Econ北美代考 Instruction: You may need the following information. z.05 = −1.6449 where, for any α ∈ (0, 1), we defifine zα as the α-th quantile…

**Instruction: **You may need the following information. *z**.*05 = *−*1*.*6449 where, for any *α **∈ *(0*, *1), we defifine *z**α *as the *α*-th quantile of a standard normal distribution, i.e., if *Z **∼ **N*(0*, *1) then *P*(*Z **≤ **z**α*) = *α*. Econ北美代考

**Problem 1: [5 points] **Of a random sample of 172 elementary school educators, 118 said that parental support was the most important source of a child’s success. Test the hypothesis that parental support is the most important source of a child’s success for at least 75% of elementary school educators against the alternative that the population percentage is less than 75%. Use *α *= *.*05.

**Problem 2: [15 points] **Each day, a fast-food chain tests that the average weight of its twopounders is at least 32 ounces. The alternative hypothesis is that the average weight is less than 32 ounces, indicating that new processing procedures are needed. The weights of two-pounders can be assumed to be normally distributed, with a standard deviation of 3 ounces. The decision rule adopted is to reject the null hypothesis if the sample mean weight is less than 30.8 ounces.

**(a) **If random samples of n = 36 two-pounders are selected, what is the probability of a Type I error, using this decision rule?

**(b) **If random samples of n = 9 two-pounders are selected, what is the probability of a Type I error, using this decision rule? Explain why your answer diffffers from that in part (a).

**(c) **Suppose that the true mean weight is 31 ounces. If random samples of 36 two-pounders are selected, what is the probability of a Type II error, using this decision rule?

**Problem 3: [10 points] **Independent random samples of business managers and college economics faculty were asked to respond on a scale from 1 (strongly disagree) to 7 (strongly agree) to this statement: Grades in advanced economics are good indicators of students analytical skills. For a sample of 70 business managers, the mean response was 4.4 and the sample stan dard deviation was 1.3. For a sample of 106 economics faculty the mean response was 5.3 and the sample standard deviation was 1.4.

**(a) **Test, at the 5% level, the null hypothesis that the population mean response for business managers would be at most 4.0.

**(b) **Test, at the 5% level, the null hypothesis that the population means are equal against the alternative that the population mean response is higher for economics faculty than for business managers.

**Problem 4: [35 points] **Let the sample regression line be Econ北美代考

**(c) **Show that

*SST *= *SSR *+ *SSE. *

**(f) **Using the result in part (e), show that the coeffiffifficient of determination is equal to the square of the sample correlation between *X *and *y*.

**(g) **Let *b*1 be the slope of the least squares regression of *y *on *X*, *b**∗*1 be the slope of the least squares regression of *X *on *y*, and *r *be the sample correlation coeffiffifficient between *X *and *y*. Show that

*b*1*b**∗*1 = *r*²*. *

**Problem 5: [35 points] **Consider the following regression model: Econ北美代考

log(Wage) = *β*0 + *β*1 *× *Schooling + *ϵ *

where log(Wage) stands for hourly wage, Schooling for the years of schooling completed by the individual and can take values 0, 1, …, 20. Finally, *ϵ *is the error in the above regression model.

**(a) **Provide the condition under which *E*[log(Wage)*|*Schooling] = *β*0 + *β*1 *× *Schooling.
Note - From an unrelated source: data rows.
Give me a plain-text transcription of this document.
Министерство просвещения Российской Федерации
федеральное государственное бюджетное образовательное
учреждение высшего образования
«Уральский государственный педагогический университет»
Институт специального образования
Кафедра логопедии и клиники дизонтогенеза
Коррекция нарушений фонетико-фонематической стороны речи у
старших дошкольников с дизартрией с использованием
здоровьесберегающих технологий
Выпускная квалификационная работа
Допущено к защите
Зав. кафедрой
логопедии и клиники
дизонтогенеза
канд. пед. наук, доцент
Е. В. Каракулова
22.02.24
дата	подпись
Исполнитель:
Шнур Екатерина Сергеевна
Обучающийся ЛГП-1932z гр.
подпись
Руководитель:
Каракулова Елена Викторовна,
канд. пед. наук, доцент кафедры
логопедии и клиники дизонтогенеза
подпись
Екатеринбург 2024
Interpret the coeffiffifficients *β*0 and *β*1 from this relation.

In the rest of the problem (except in part(g)) we will assume that

*E*[log(Wage)*|*Schooling] = *β*0 + *β*1 *× *Schooling*. *(1)
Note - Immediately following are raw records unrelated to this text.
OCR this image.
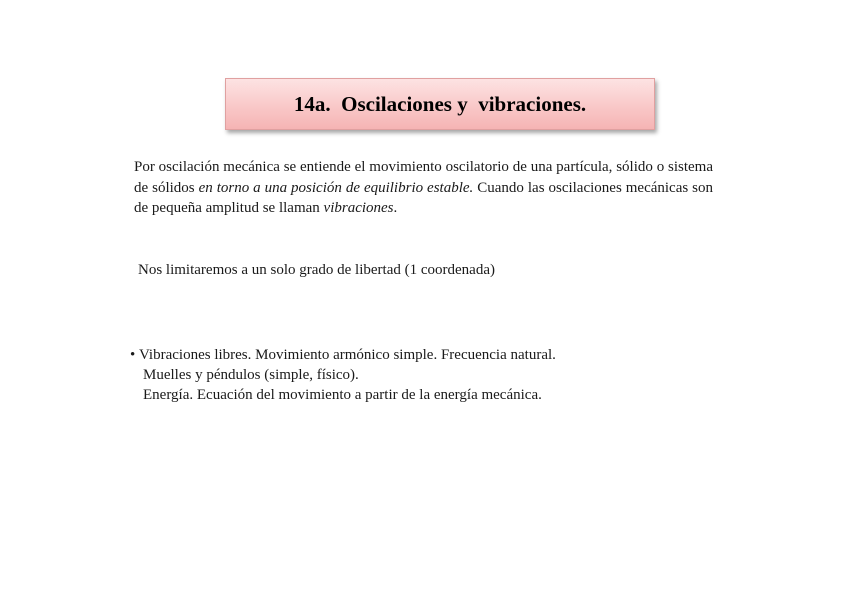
14a.  Oscilaciones y  vibraciones.
Por oscilación mecánica se entiende el movimiento oscilatorio de una partícula, sólido o sistema de sólidos en torno a una posición de equilibrio estable. Cuando las oscilaciones mecánicas son de pequeña amplitud se llaman vibraciones.
Nos limitaremos a un solo grado de libertad (1 coordenada)
• Vibraciones libres. Movimiento armónico simple. Frecuencia natural.
Muelles y péndulos (simple, físico).
Energía. Ecuación del movimiento a partir de la energía mecánica.
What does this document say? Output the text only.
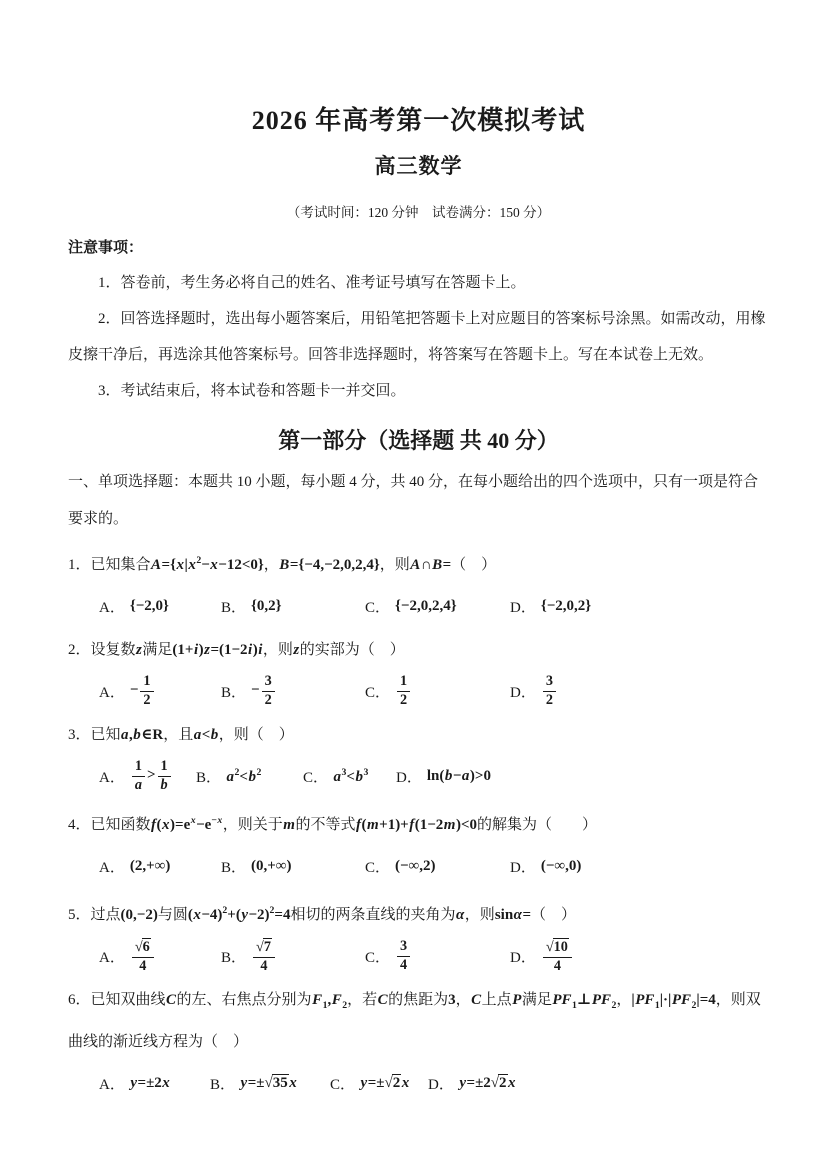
2026 年高考第一次模拟考试
高三数学
（考试时间：120 分钟　试卷满分：150 分）
注意事项：

1．答卷前，考生务必将自己的姓名、准考证号填写在答题卡上。

2．回答选择题时，选出每小题答案后，用铅笔把答题卡上对应题目的答案标号涂黑。如需改动，用橡皮擦干净后，再选涂其他答案标号。回答非选择题时，将答案写在答题卡上。写在本试卷上无效。

3．考试结束后，将本试卷和答题卡一并交回。

第一部分（选择题 共 40 分）

一、单项选择题：本题共 10 小题，每小题 4 分，共 40 分，在每小题给出的四个选项中，只有一项是符合要求的。

1．已知集合$A=\{x|x^2-x-12<0\}$，B={−4,−2,0,2,4}，则A∩B=（　）

A． {−2,0}	B． {0,2}	C． {−2,0,2,4}	D． {−2,0,2}

2．设复数z满足(1+i)z=(1−2i)i，则z的实部为（　）

A． − $\frac{1}{2}$	B． − $\frac{3}{2}$	C． $\frac{1}{2}$	D． $\frac{3}{2}$

3．已知a,b∈R，且a<b，则（　）

A． $\frac{1}{a} > \frac{1}{b}$ B． $a^2<b^2$	C． $a^3<b^3$ D． ln(b−a)>0

4．已知函数$f(x)=e^x-e^{-x}$，则关于m的不等式f(m+1)+f(1−2m)<0的解集为（　　）

A． (2,+∞)	B． (0,+∞)	C． (−∞,2)	D． (−∞,0)

5．过点(0,−2)与圆$(x-4)^2+(y-2)^2=4$相切的两条直线的夹角为α，则sinα=（　）

A． √ $\frac{6}{4}$	B． √ $\frac{7}{4}$	C． $\frac{3}{4}$	D． √ $\frac{10}{4}$

6．已知双曲线C的左、右焦点分别为$F_1,F_2$，若C的焦距为3，C上点P满足$PF_1\perp PF_2$，$|PF_1|\cdot|PF_2|=4$，则双曲线的渐近线方程为（　）

A． y=±2x	B． y=± √ 35 x C． y=± √ 2 x D． y=±2 √ 2 x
Defifine 21 dummy variables *S*0*, S*1 *. . . , S*20 such that for *j *= 0*, *1*, . . . , *20 the random variable *S**j *= 1 if Schooling = *j*, and *S**j *= 0 otherwise.

**(b) **What is *E*[log(Wage)*|**S*0*, S*1*, . . . , S*20]?
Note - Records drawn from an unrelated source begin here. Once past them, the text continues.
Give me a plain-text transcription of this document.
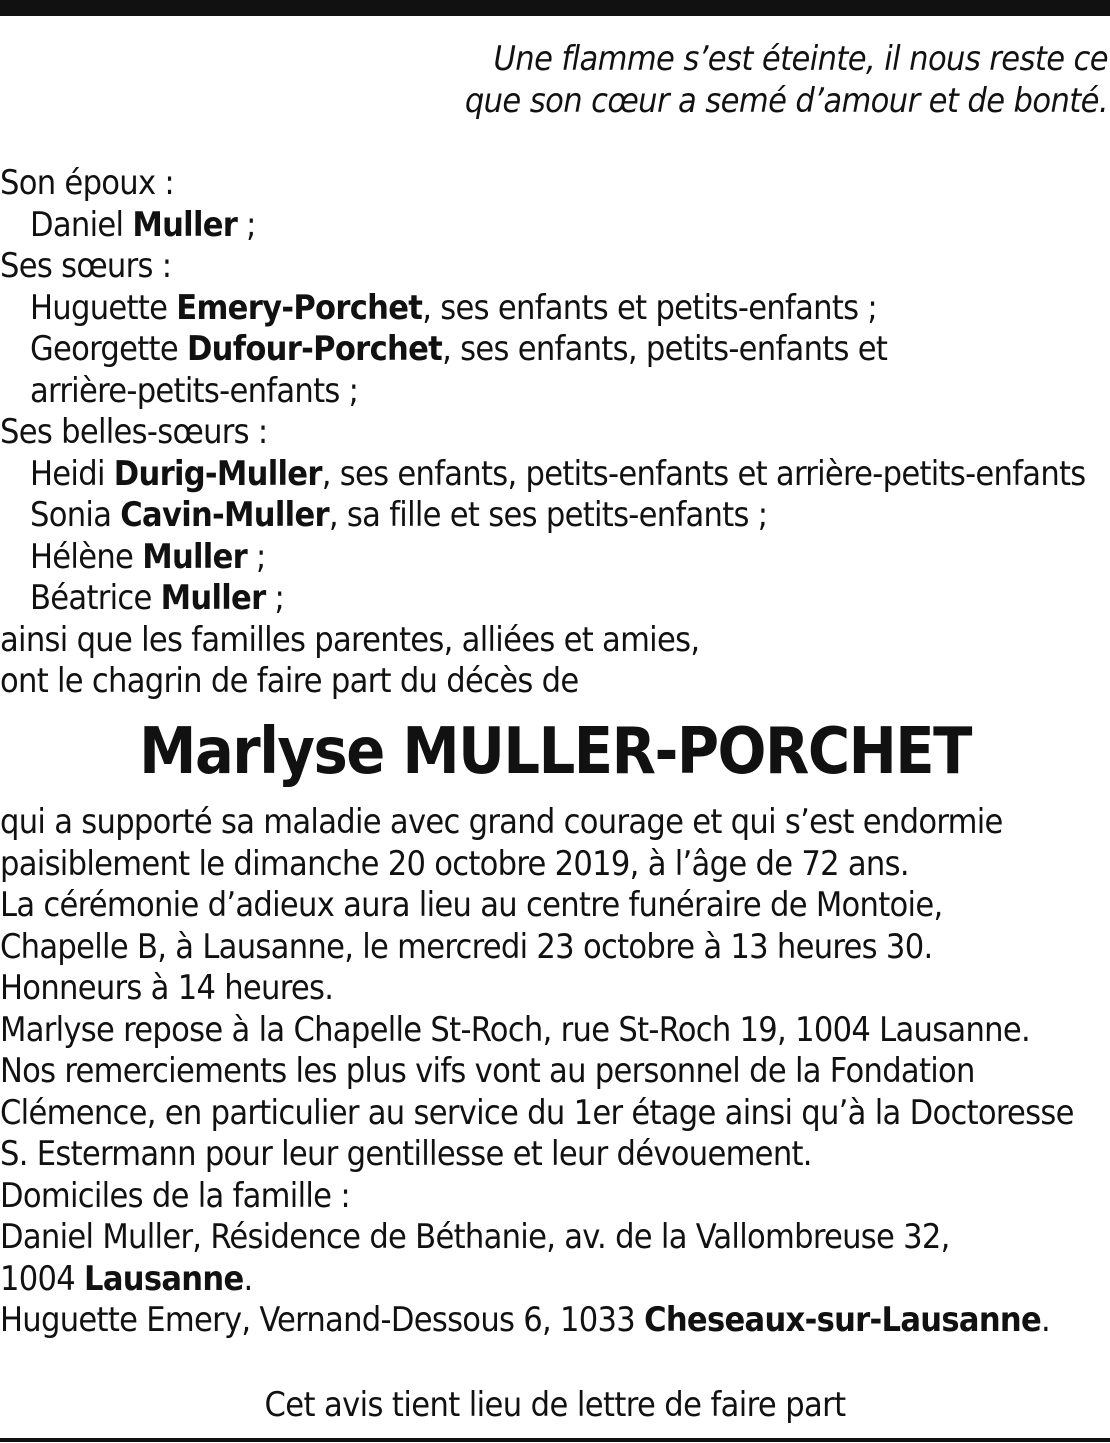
Une flamme s’est éteinte, il nous reste ce
que son cœur a semé d’amour et de bonté.
Son époux :
Daniel Muller ;
Ses sœurs :
Huguette Emery-Porchet, ses enfants et petits-enfants ;
Georgette Dufour-Porchet, ses enfants, petits-enfants et
arrière-petits-enfants ;
Ses belles-sœurs :
Heidi Durig-Muller, ses enfants, petits-enfants et arrière-petits-enfants
Sonia Cavin-Muller, sa fille et ses petits-enfants ;
Hélène Muller ;
Béatrice Muller ;
ainsi que les familles parentes, alliées et amies,
ont le chagrin de faire part du décès de
Marlyse MULLER-PORCHET
qui a supporté sa maladie avec grand courage et qui s’est endormie
paisiblement le dimanche 20 octobre 2019, à l’âge de 72 ans.
La cérémonie d’adieux aura lieu au centre funéraire de Montoie,
Chapelle B, à Lausanne, le mercredi 23 octobre à 13 heures 30.
Honneurs à 14 heures.
Marlyse repose à la Chapelle St-Roch, rue St-Roch 19, 1004 Lausanne.
Nos remerciements les plus vifs vont au personnel de la Fondation
Clémence, en particulier au service du 1er étage ainsi qu’à la Doctoresse
S. Estermann pour leur gentillesse et leur dévouement.
Domiciles de la famille :
Daniel Muller, Résidence de Béthanie, av. de la Vallombreuse 32,
1004 Lausanne.
Huguette Emery, Vernand-Dessous 6, 1033 Cheseaux-sur-Lausanne.
Cet avis tient lieu de lettre de faire part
**(c) **Argue that there is no loss in generality in writing

(2)

for some coeffiffifficients *γ*0*, . . . , γ*20.

**(d) **Argue that there is no loss in generality in writing

(3)

for some coeffiffifficients *δ*0*, . . . , δ*20. What is the relationship between the *δ**j *’s in (3) and the *γ**j *’s in (2)?

**(e) **Express the *γ**j *’s in (2) in terms of *β*0 and *β*1 in (1).

**(f) **Express the *δ**j *’s in (3) in terms of *β*0 and *β*1 in (1).

**(g) **Suppose that (1) is wrong. What is:

*E*[log(Wage)*|*Schooling = 12] *− **E*[log(Wage)*|*Schooling = 5]?